There's no general introduction, but editor Hugh Lamb is generous with the introductions to the individual stories, giving brief bios of the writers and publication information. You might be surprised how rare both those things are in anthologies.
Some stories are barely vignettes masquerading as 'true' stories, representing the vast array of such ghost stories that appeared during the Victorian era, especially once the whole medium craze kicked off in the second half of the 19th century and ghosts were everywhere, pretending to be real.

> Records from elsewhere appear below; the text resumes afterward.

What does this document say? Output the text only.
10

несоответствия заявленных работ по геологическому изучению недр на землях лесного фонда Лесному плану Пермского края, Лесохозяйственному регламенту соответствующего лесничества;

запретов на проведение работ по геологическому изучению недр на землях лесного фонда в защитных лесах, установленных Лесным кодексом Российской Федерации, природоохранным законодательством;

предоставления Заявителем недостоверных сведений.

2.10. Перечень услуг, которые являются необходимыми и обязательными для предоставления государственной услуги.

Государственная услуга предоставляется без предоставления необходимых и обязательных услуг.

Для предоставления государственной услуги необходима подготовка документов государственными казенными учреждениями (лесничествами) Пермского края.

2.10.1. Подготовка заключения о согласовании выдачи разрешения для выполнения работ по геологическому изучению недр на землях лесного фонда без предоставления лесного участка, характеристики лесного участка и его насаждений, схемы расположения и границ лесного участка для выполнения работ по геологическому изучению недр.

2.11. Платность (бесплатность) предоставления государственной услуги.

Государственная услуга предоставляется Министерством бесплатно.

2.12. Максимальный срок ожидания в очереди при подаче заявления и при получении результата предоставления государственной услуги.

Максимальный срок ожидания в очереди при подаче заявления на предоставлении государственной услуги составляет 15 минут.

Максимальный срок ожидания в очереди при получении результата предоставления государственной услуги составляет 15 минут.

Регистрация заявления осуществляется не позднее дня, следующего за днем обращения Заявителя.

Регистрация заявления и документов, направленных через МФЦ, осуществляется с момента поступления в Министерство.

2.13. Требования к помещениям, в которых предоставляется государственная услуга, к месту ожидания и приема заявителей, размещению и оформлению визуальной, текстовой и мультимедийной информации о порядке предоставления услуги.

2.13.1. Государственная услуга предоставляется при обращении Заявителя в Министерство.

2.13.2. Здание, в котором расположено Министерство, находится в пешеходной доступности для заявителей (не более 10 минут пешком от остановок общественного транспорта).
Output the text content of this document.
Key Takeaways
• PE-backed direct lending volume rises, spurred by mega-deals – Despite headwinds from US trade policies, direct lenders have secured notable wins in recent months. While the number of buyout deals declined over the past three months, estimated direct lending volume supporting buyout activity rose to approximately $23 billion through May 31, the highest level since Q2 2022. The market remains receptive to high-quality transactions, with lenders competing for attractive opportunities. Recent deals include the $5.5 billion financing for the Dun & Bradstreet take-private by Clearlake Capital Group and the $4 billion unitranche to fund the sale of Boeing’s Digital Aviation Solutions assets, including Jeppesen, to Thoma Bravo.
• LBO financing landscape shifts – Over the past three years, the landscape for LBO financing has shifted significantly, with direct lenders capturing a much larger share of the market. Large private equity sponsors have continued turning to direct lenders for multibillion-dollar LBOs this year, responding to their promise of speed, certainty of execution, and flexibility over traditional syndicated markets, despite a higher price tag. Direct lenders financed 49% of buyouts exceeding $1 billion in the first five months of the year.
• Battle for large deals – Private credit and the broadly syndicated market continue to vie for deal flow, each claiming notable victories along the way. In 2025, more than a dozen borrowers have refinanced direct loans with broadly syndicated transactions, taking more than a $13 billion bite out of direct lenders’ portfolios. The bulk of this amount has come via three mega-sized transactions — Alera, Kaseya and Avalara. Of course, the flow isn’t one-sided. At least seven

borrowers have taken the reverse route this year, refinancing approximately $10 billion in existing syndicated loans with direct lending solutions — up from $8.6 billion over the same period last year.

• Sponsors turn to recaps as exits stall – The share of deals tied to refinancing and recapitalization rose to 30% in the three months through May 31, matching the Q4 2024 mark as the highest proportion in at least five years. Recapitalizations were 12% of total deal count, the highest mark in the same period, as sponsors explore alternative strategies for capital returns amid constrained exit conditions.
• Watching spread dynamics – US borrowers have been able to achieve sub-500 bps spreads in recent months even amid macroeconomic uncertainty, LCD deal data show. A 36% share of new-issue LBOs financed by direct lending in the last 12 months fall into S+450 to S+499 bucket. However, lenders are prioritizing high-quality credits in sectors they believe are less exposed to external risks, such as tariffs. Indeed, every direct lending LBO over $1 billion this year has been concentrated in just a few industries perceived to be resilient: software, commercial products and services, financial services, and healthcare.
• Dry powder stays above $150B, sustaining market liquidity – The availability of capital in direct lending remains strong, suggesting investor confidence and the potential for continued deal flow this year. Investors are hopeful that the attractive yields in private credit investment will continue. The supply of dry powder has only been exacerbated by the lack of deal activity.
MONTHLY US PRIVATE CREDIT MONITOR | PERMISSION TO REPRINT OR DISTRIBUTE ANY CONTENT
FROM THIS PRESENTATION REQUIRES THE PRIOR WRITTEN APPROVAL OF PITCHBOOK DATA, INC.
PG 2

Other than "Luella Miller," which is a great and unusual and under-stated vampire story that deservedly gets reprinted a lot, my favourite stories tend towards the pulpy and baroque. "Mysterious Maisie" by Wirt Gerrare(!) is fast-paced and pulpy as Hell, filled with monsters, a monstrous medium, and a 4-foot-long crocodile guarding the kitchen. It's the sort of story in which the ghost is the good guy. Or good girl, in this case.
I also enjoyed "The Pride of the Corbyns," a somewhat racist story set in the Barbados that involves angry white people rising in their mausoleum to protest the burial of mixed-race bodies among them (!!). "The Undying Thing" isn't quite as great as its title, but it still works. "The Accursed Cordonnier" is a bit of an oddity, dealing as it does with the Wandering Jew. Or is it the Anti-Christ? This being 19th-century England, we first encounter him in a Gentleman's Club.
If you're looking to be consistently scared, I'd probably look elsewhere. But if you're interested in a wide variety of approaches to horror, some excellent and some a little stinky, Gaslit Nightmares is well-worth seeking out. As should be the case, a decent number of female writers are represented here, as ghost stories were one of those genres in which women writers could successfully seek publication during the Victorian era. Oh, and that Dickens story, written when Dickens was a young writer, still packs quite a wallop. Recommended.